ILS N'ONT JAMAIS PRIS le moindre traitement à base de quinolones et n'ont jamais été en contact avec des personnes traitées par des antibiotiques appartenant à cette famille. Pourtant, les habitants de certains villages reculés de la forêt amazonienne sont porteurs de bactéries résistantes à la ciprofloxacine et probablement à toutes les molécules apparentées. Comment cela est-il possible ? Les travaux d'une équipe de scientifiques canadiens montrent que la prise régulière de médicaments destinés à lutter contre le paludisme serait à l'origine de ce phénomène, un phénomène qui pourrait devenir particulièrement problématique.
Réduction de l'efficacité des fluoroquinolones.
« L'usage de la chloroquine dans la prise en charge du paludisme semble entraîner une réduction significative de l'efficacité des fluoroquinolones. Or ces antibiotiques sont particulièrement utiles au traitement de nombreuses maladies tropicales, telles que la typhoïde, les infections à Salmonella non typhi , les shigelloses et les entéropathies à Escherichia coli . (…) Ils sont aussi très importants pour le traitement de maladies non spécifiques des régions tropicales, comme les gonorrhées, les infections urinaires et même les pneumonies ou la tuberculose », alerte Michael Silverman (Lakeridge Health Center, Oshawa, Ontario), le chercheur qui a dirigé cette étude. « Il n'est pas question d'arrêter d'utiliser la chloroquine, mais ces données suggèrent qu'il est nécessaire de l'utiliser avec davantage de précautions », précise-t-il.

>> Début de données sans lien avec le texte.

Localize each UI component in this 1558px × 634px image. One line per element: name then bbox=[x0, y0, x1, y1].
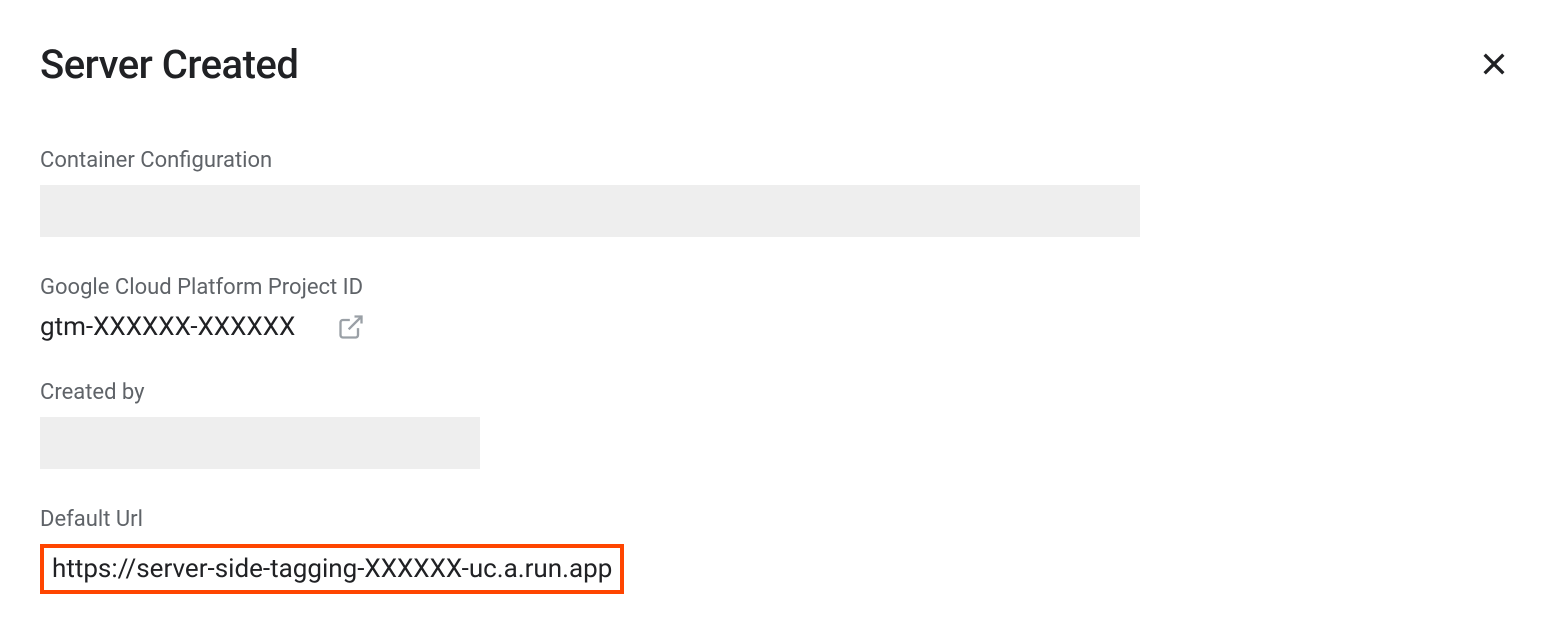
container-config-label: Container Configuration bbox=[40, 148, 1518, 173]
project-id-field: Google Cloud Platform Project ID gtm-XXX… bbox=[40, 275, 1518, 342]
open-external-button[interactable] bbox=[337, 313, 365, 341]
created-by-field: Created by bbox=[40, 380, 1518, 469]
container-config-field: Container Configuration bbox=[40, 148, 1518, 237]
default-url-value: https://server-side-tagging-XXXXXX-uc.a.… bbox=[40, 544, 624, 594]
project-id-label: Google Cloud Platform Project ID bbox=[40, 275, 1518, 300]
container-config-value-redacted bbox=[40, 185, 1140, 237]
created-by-label: Created by bbox=[40, 380, 1518, 405]
default-url-field: Default Url https://server-side-tagging-… bbox=[40, 507, 1518, 594]
close-icon bbox=[1478, 48, 1510, 80]
default-url-label: Default Url bbox=[40, 507, 1518, 532]
external-link-icon bbox=[337, 313, 365, 341]
dialog-title: Server Created bbox=[40, 41, 298, 88]
close-button[interactable] bbox=[1470, 40, 1518, 88]
created-by-value-redacted bbox=[40, 417, 480, 469]
dialog-header: Server Created bbox=[40, 40, 1518, 88]
project-id-row: gtm-XXXXXX-XXXXXX bbox=[40, 312, 1518, 342]
project-id-value: gtm-XXXXXX-XXXXXX bbox=[40, 312, 295, 342]
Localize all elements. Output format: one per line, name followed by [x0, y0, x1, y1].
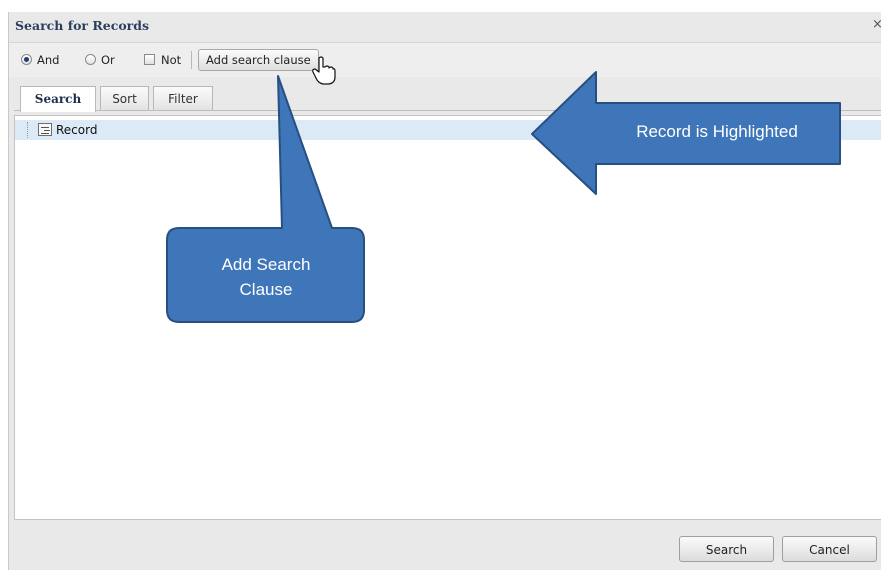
hand-cursor-icon [312, 56, 336, 85]
add-clause-callout-line2: Clause [239, 280, 293, 299]
add-clause-callout-text: Add Search Clause [170, 252, 362, 302]
callout-arrows [166, 71, 841, 323]
record-callout-text: Record is Highlighted [636, 122, 798, 141]
add-clause-callout-line1: Add Search [221, 255, 311, 274]
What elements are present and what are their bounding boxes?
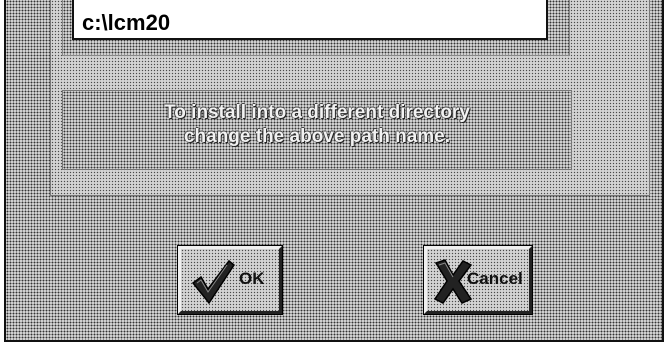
install-path-field[interactable]: [72, 0, 548, 40]
installer-dialog: To install into a different directory ch…: [4, 0, 664, 342]
checkmark-icon: [191, 259, 235, 305]
instruction-line-1: To install into a different directory: [164, 102, 470, 123]
ok-button-label: OK: [239, 269, 265, 288]
cancel-button[interactable]: Cancel: [423, 245, 533, 315]
cancel-button-label: Cancel: [467, 269, 523, 288]
instruction-line-2: change the above path name.: [183, 126, 451, 147]
ok-button[interactable]: OK: [177, 245, 283, 315]
instruction-box: To install into a different directory ch…: [62, 90, 572, 170]
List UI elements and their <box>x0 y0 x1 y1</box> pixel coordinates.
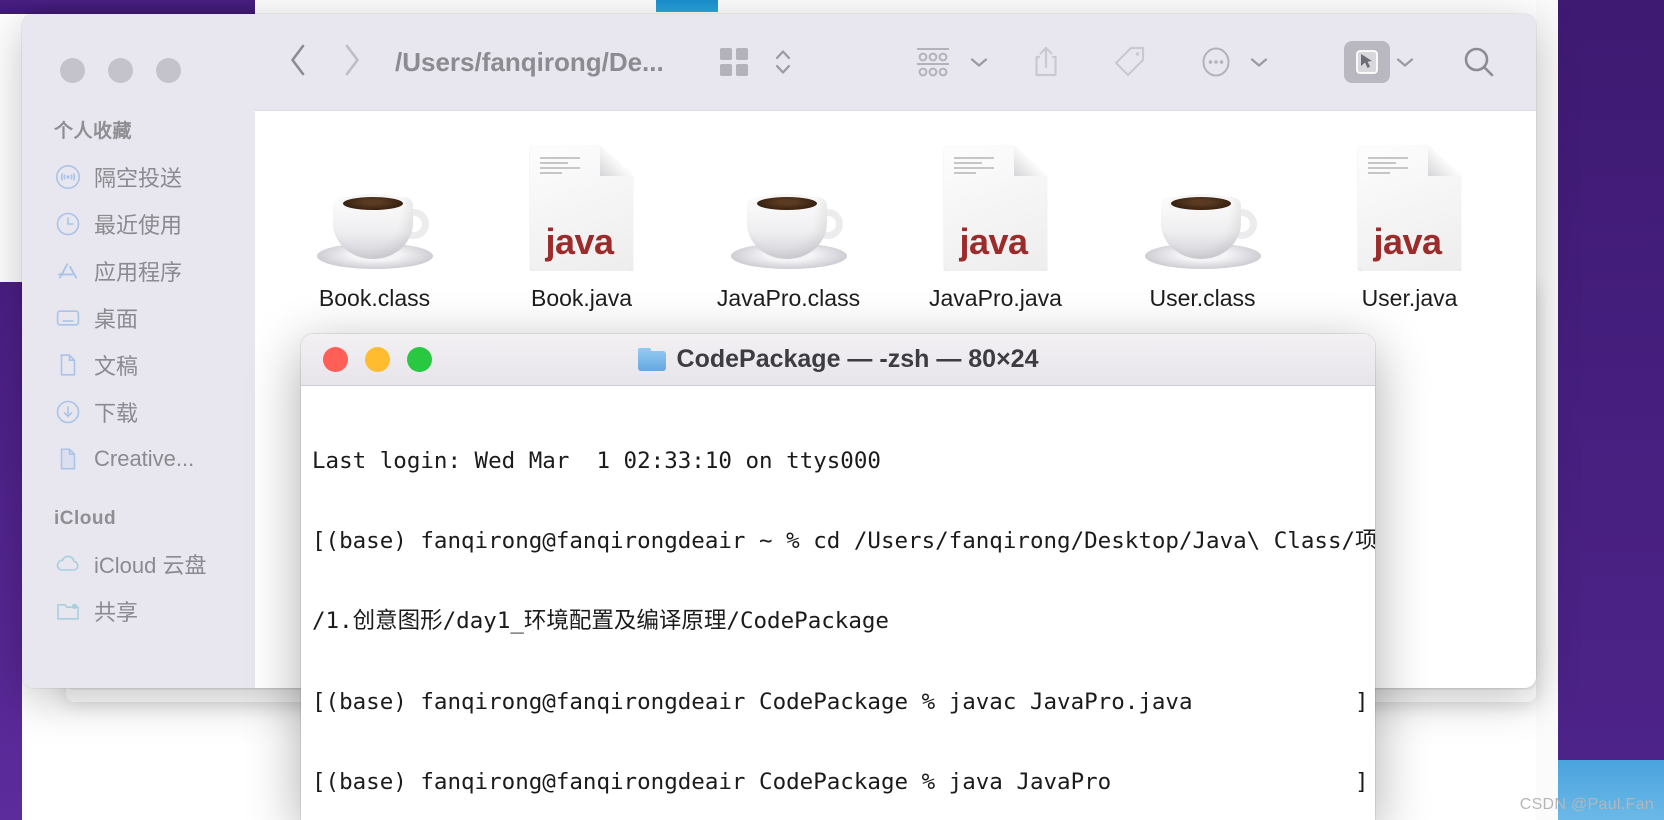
file-item-javapro-java[interactable]: java JavaPro.java <box>892 129 1099 312</box>
icon-view-button[interactable] <box>706 39 762 85</box>
terminal-line: /1.创意图形/day1_环境配置及编译原理/CodePackage <box>312 608 889 635</box>
java-badge: java <box>545 221 614 262</box>
sidebar-item-label: 文稿 <box>94 353 139 379</box>
navigation-buttons <box>287 41 363 84</box>
sidebar-item-icloud-drive[interactable]: iCloud 云盘 <box>22 540 255 587</box>
terminal-window[interactable]: CodePackage — -zsh — 80×24 Last login: W… <box>301 334 1375 820</box>
sidebar-section-icloud-header: iCloud <box>54 508 117 529</box>
file-name: Book.class <box>318 285 431 311</box>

De 2002 à 2005, Michael Silverman et coll. se sont rendus à plusieurs reprises en Guyane, dans la région de Bartica. De là, les chercheurs ont rejoint des villages particulièrement isolés où ils ont recueilli des échantillons d'eau ainsi que des prélèvements biologiques, en particulier des échantillons de selles, chez les habitants qui acceptaient de participer à l'étude. De retour au Canada, l'analyse de l'ensemble de ces prélèvements a révélé un taux incroyablement élevé de bactéries Escherichia coli résistantes aux quinolones. Ce taux atteint 4,8 % dans les villages où les habitants n'ont jamais eu de contact avec cette famille d'antibiotique, alors qu'il n'est que de 4 % dans les hôpitaux américains, où leur usage est des plus courants. Les clones bactériens résistants isolés dans les selles des villageois étant nombreux (au moins 24 clones différents) et largement répartis dans la population, tout laisse à penser que leur présence n'est pas due à une contamination extérieure, mais bien à une émergence locale.
Des similitudes structurales.
Les chercheurs ont rapidement imaginé que ce phénomène pouvait être lié à l'usage régulier de la chloroquine. Les deux familles de molécule partagent en effet des similitudes structurales assez importantes. À l'appui de cette hypothèse, des pics de résistance bactérienne semblent apparaître à la suite des flambées de paludisme les plus importantes.
Pour confirmer cette théorie, l'équipe a demandé de l'aide à une équipe de microbiologistes d'Halifax (université Dalhousie). Ces biologistes ont placé des E.coli en culture, en présence de chloroquine. Le résultat ne s'est pas fait attendre : des bactéries résistantes aux fluoroquinolones sont apparues presque immédiatement.
Les travaux des microbiologistes ont en outre montré que les bactéries résistantes générées en laboratoire et celles isolées chez les villageois amazoniens portent les mêmes mutations qui, dans la plupart des cas, leur confèrent une résistance à l'ensemble des quinolones (acide nalidixique, norfloxacine, lévofloxacine et moxifloxacine).
Michael Silverman et coll. comptent poursuivre leur étude en recherchant des molécules apparentées à la chloroquine moins susceptibles d'induire l'apparition d'une résistance aux antibiotiques. Les chercheurs insistent par ailleurs sur le fait que les programmes visant à prévenir les épidémies de paludisme en luttant contre son vecteur ou par une approche vaccinale doivent plus que jamais être privilégiés. En permettant de réduire l'usage de la chloroquine, ces stratégies pourraient limiter l'émergence des résistances bactériennes dans les régions impaludées.
R. Davidson et coll., « PLoS One », juillet 2008, e2727.